Another private survey showed confidence among U.S. consumers also fell by the most on record this month. The Reuters/University of Michigan final index of consumer sentiment dropped to 57.6 from 70.3 in September, the biggest decline since monthly data began in 1978. The measure averaged 85.6 in 2007.

Earlier today, the Commerce Department reported that personal spending dropped 0.3 percent in September, a decline not exceeded in four years, after a flat reading the prior month. Personal income rose 0.2 percent and a measure of inflation cooled.

The Chicago report's measure of new orders fell to 32.5 from 53.9 in September. The production gauge sank to 30.9, the lowest since 1980, from 71.4, which had been the highest since October 2004.

Order backlogs dropped to 39 from 54.9, while the employment index decreased to 41.5 from 49.1.

Job cuts are mounting. Whirlpool Corp., the world's largest appliance maker, will cut 5,000 jobs, or 6.8 percent of its workforce, and forecast lower annual profit as the global credit crunch and U.S. housing slump clips appliance sales, the Benton Harbor, Michigan-based company said this week.

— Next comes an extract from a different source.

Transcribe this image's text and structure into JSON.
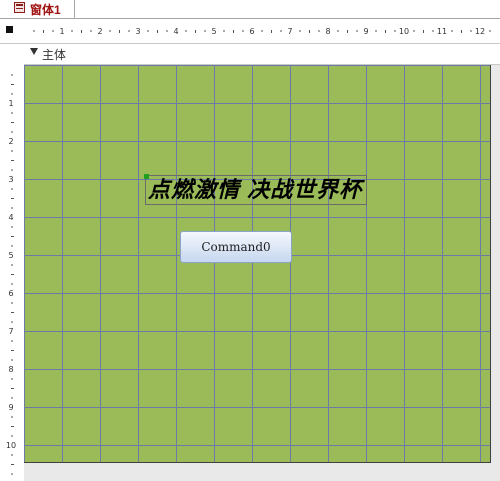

The global financial crisis, declining home values, rising unemployment and lower consumer confidence will keep appliance sales from rebounding anytime soon, Chief Executive Officer Jeff Fettig said in a statement.

Inventories

The Chicago group's inventories index jumped to 56.5 from 37.7 the prior month, when it reached its lowest since February 2002.

The purchasing managers' measure of prices paid for raw materials declined to 53.7 from 80.7.

The economy shrank at a 0.3 percent pace in the third quarter, led by a 3.1 percent decline in consumer spending that was the biggest drop since 1980, the government said yesterday. Business spending on equipment and software fell at a 5.5 percent rate, the biggest drop since the first quarter of 2002. Economists surveyed by Bloomberg forecast the economy will shrink at a 0.8 percent rate in the fourth quarter.

Fed's Rate Cut

The Federal Reserve this week cut its key rate a half point to 1 percent, matching a half-century low, in a bid to avert the worst U.S. recession in the postwar era.

``Business equipment spending and industrial production have weakened in recent months, and slowing economic activity in many foreign economies is damping the prospects for U.S. exports,'' the Fed said. ``Downside risks to growth remain.''

Economists monitor the Chicago index for an early reading on the outlook for U.S. manufacturing, which makes up about 12 percent of the economy.

Manufacturing in the U.S. probably contracted in October for a seventh time in nine months, economists project a report Nov. 3 will show. The Institute for Supply Management's factory index probably dropped to 42 from 43.5 in September, according to the median forecast in a Bloomberg survey of economists.